Danny Wild / USA Today Sports / Reuters

Before a president begins thinking about who should be his White House chief of staff, he has to define both the job and the moment. There’s nothing magical about the chief of staff’s corner office in the West Wing. How any individuals perform in the job depends, first, on the power the president gives them to execute their responsibilities, and second, on their expertise facing whatever’s in front of the White House in that moment. So how should that inform President Donald Trump as John Kelly takes his leave?

Consider the first issue. Had they been given unlimited time and bandwidth, neither of the presidents I worked for would have even hired a chief of staff. Presidents Bill Clinton and Barack Obama would have wanted to take every meeting, hear every perspective, mull every decision, game out every scenario, and address every challenge. They both loved the job of president—and arrived in the Oval Office every morning excited to see what they could accomplish.

But both also recognized that they simply couldn’t do it all. No president can.
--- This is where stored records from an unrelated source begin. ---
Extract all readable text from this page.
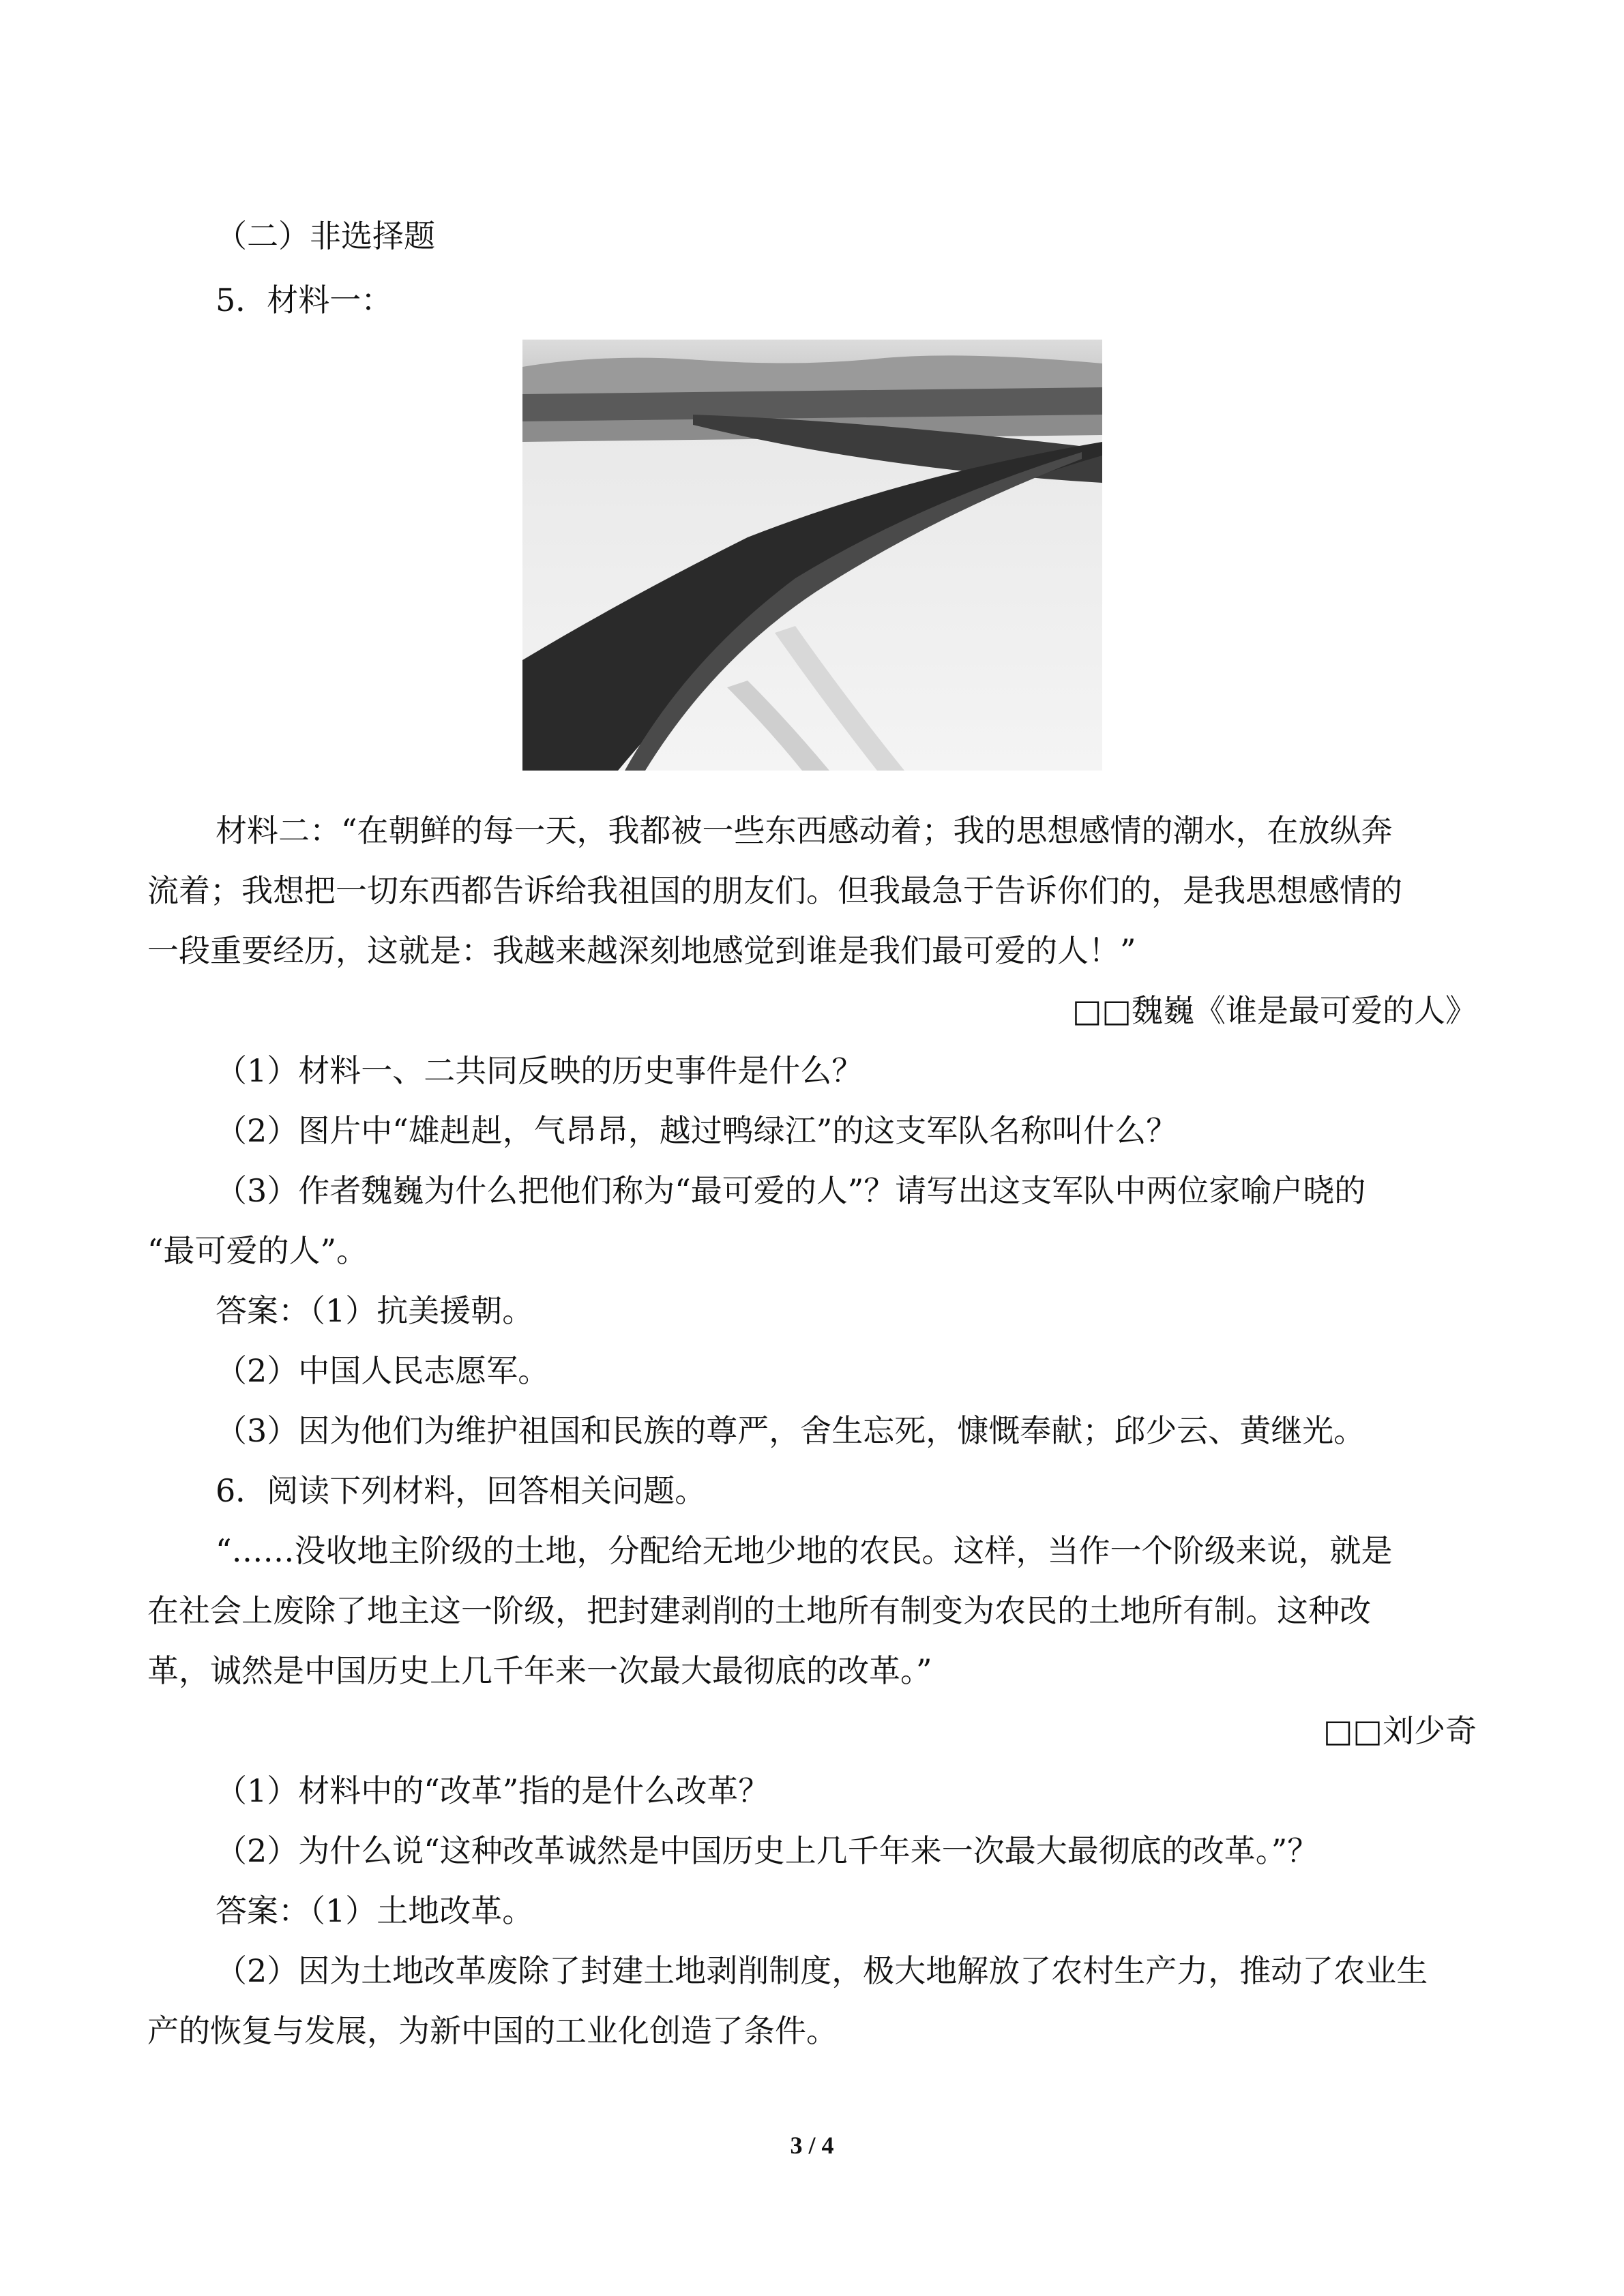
（二）非选择题
5．材料一：
材料二：“在朝鲜的每一天，我都被一些东西感动着；我的思想感情的潮水，在放纵奔
流着；我想把一切东西都告诉给我祖国的朋友们。但我最急于告诉你们的，是我思想感情的
一段重要经历，这就是：我越来越深刻地感觉到谁是我们最可爱的人！”
□□魏巍《谁是最可爱的人》
（1）材料一、二共同反映的历史事件是什么？
（2）图片中“雄赳赳，气昂昂，越过鸭绿江”的这支军队名称叫什么？
（3）作者魏巍为什么把他们称为“最可爱的人”？请写出这支军队中两位家喻户晓的
“最可爱的人”。
答案：（1）抗美援朝。
（2）中国人民志愿军。
（3）因为他们为维护祖国和民族的尊严，舍生忘死，慷慨奉献；邱少云、黄继光。
6．阅读下列材料，回答相关问题。
“……没收地主阶级的土地，分配给无地少地的农民。这样，当作一个阶级来说，就是
在社会上废除了地主这一阶级，把封建剥削的土地所有制变为农民的土地所有制。这种改
革，诚然是中国历史上几千年来一次最大最彻底的改革。”
□□刘少奇
（1）材料中的“改革”指的是什么改革？
（2）为什么说“这种改革诚然是中国历史上几千年来一次最大最彻底的改革。”？
答案：（1）土地改革。
（2）因为土地改革废除了封建土地剥削制度，极大地解放了农村生产力，推动了农业生
产的恢复与发展，为新中国的工业化创造了条件。
3 / 4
To get anything completed, and certainly to get the most important things done, they needed to discipline their own time and attention. They needed a gatekeeper. They needed someone to play traffic cop inside the bureaucracy. Without someone wielding the organizational tools that keep the executive branch moving apace, an administration can devolve into chaos. And so, however begrudgingly, both Clinton and Obama accepted that the limitations their chiefs of staff would impose on them and the rest of their administration would help them achieve their goals.

That’s simply not how Donald Trump does business—never has been. Does someone need to impose order on the West Wing? The answer is obvious. But it wouldn’t matter whom you put in the job—George Patton, Angelo Dundee, Judge Judy, Darth Vader. If the president is going to outsource significant authority to Jared Kushner, Ivanka Trump, and other staffers, and allow them to report directly to him, no chief of staff can perform the role as other presidents have utilized it.

Second, consider the context. Obama installed me as his first chief of staff because he needed to hit the ground running to pull the country out of the Great Recession and drive the most progressive agenda since the Great Society. Having worked for Clinton, I already understood how the White House machinery worked. I knew the legislative landscape well, having been a member of the House Democratic leadership. And the president-elect trusted me because of our history working together in Illinois politics. On paper, at least, I appeared to be right for that moment, just as Howard Baker, who had been Senate majority leader, was uniquely equipped to lead Ronald Reagan’s White House during the Iran-Contra scandal. Chiefs of staff have to be paired against the challenges of their moment.

It appears that Trump is choosing a chief of staff based primarily on whether he’s equipped to help with his reelection effort. But let’s be honest—that shouldn’t be the president’s most immediate concern. He’s got other battles to fight before he can even think about 2020. The remarkable access his Cabinet appointees have given to a range of special interests—including oil companies and polluters—over the past two years will make him subject to intense scrutiny from House Democrats. President George W. Bush’s legacy was tarnished by the lackluster performance of his FEMA chief, Michael Brown, in the aftermath of Hurricane Katrina. Trump needs a chief of staff who can reassert control over Cabinet agencies, containing these potential scandals and minimizing the potential for more, regardless of whether he or she has an interesting take on the latest polling out of Michigan and Pennsylvania.

Moreover, the next chief of staff is likely to be in office when the Mueller report comes in for a landing. The days, weeks, and months that follow will present a challenge unique in the history of the modern presidency. To survive, Trump will need a true wartime consigliere—someone capable of managing the substantive, political, and public-relations challenges of what is likely to be an incredibly damaging set of allegations. There’s no reason to believe that true wisdom about when to stand tall and when to duck coincides with the capacity to conjure up quippy dog whistles. In moments of chaos, the White House will need a steady hand.

What does this mean for the rest of us? Primarily, it means we should stop asking who’s finally going to get Donald Trump under control. No one is. Self-discipline is not in the guy’s DNA. This is a White House unlike any other, and it will be for at least another two years. Kelly’s replacement won’t really be the chief of staff, even if that’s what it says on his door; Trump is unwilling to give anyone the authority needed to perform that job.

But with Trump unlikely to choose the chief of staff he needs for this moment, what’s important is that the next chief of staff be unusually good at protecting the rest of us from the president’s penchant for self-destruction. That, more than anything else, should be the primary gauge of his or her success. To whoever gets the job, I simply say, Godspeed.